Sinnzusammenhänge von Menschen sind für andere nicht immer verständlich. Deshalb muss der Lebensäusserung mittels Gesten, Reden, Texten, Kunstwerken, etc. eine Ausdruckgestalt („Materialisierung“) verliehen werden.

Hermeneutik geht vom Zusammenhang LEBEN – AUSDRUCK – VESTEHEN aus und meint den Prozess der Rekonstruktion der ursprünglichen Lebenserfahrungen.

Methodisches Verstehen baut auf Vor-Verständnis auf, welches sich darauf verändert, erweitert, präzisiert, etc.

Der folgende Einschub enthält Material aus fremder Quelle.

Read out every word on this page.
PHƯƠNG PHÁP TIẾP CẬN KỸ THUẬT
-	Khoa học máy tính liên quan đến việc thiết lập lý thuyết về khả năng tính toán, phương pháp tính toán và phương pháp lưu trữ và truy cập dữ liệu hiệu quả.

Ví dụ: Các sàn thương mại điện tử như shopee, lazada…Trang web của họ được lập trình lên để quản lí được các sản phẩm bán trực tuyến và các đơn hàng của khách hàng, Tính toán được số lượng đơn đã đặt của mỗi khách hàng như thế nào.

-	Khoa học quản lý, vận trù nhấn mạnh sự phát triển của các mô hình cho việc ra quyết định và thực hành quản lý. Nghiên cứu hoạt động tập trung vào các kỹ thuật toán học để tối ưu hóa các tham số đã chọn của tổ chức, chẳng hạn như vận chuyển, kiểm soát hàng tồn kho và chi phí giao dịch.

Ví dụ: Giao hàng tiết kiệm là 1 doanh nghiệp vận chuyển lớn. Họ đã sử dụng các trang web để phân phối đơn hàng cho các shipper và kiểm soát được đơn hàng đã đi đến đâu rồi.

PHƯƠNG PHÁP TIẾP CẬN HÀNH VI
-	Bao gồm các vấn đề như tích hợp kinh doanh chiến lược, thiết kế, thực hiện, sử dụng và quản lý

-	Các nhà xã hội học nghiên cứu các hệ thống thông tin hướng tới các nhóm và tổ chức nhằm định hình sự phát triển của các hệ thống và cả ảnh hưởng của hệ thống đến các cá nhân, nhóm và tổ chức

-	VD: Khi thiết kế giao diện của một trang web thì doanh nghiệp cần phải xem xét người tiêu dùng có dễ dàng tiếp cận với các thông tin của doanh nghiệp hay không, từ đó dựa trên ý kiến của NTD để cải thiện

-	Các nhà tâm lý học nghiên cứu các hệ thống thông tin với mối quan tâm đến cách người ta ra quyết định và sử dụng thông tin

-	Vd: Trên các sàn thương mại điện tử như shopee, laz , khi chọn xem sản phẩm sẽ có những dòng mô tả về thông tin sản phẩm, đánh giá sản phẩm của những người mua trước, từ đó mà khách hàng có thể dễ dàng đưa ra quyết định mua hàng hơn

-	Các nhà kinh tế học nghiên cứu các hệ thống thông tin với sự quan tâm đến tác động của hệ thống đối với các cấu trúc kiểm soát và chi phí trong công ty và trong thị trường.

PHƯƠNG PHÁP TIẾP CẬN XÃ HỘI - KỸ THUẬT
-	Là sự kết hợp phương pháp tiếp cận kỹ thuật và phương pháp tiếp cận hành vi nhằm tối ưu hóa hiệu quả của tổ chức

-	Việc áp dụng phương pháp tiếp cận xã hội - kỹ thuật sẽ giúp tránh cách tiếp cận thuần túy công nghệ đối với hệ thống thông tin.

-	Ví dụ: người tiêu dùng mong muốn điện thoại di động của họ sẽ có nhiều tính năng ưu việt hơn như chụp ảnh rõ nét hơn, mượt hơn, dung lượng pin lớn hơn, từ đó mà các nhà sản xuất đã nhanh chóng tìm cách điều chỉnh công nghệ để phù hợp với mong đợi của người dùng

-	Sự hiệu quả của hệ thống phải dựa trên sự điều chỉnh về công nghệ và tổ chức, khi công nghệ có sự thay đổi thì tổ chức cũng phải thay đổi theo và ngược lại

Hermeneutischer Zirkel oder Spirale

Innerer – und äusserer Kontext

Die Erweiterung des Verständnisses kann durch die aufschliessende Analyse eines gegebenen Textes erfolgen, sog. „Innerer Kontext“ – man „kontextualisiert“ sozusagen (s. Zahlenbeispiel).

Die Erweiterung des Verständnisses kann auch durch zusätzliche Informationen erfolgen (z.B. Angaben zur historischen Entstehung von Texten – „Äusserer Kontext“.

Hermeneutik ist keine präzise Wissenschaft, sondern protokollierte Lebensäusserungen, weil aus Ausdrücken, Schriften, Gesten, Kunst, etc. immer verschiedene Interpretationen abgeleitet werden können.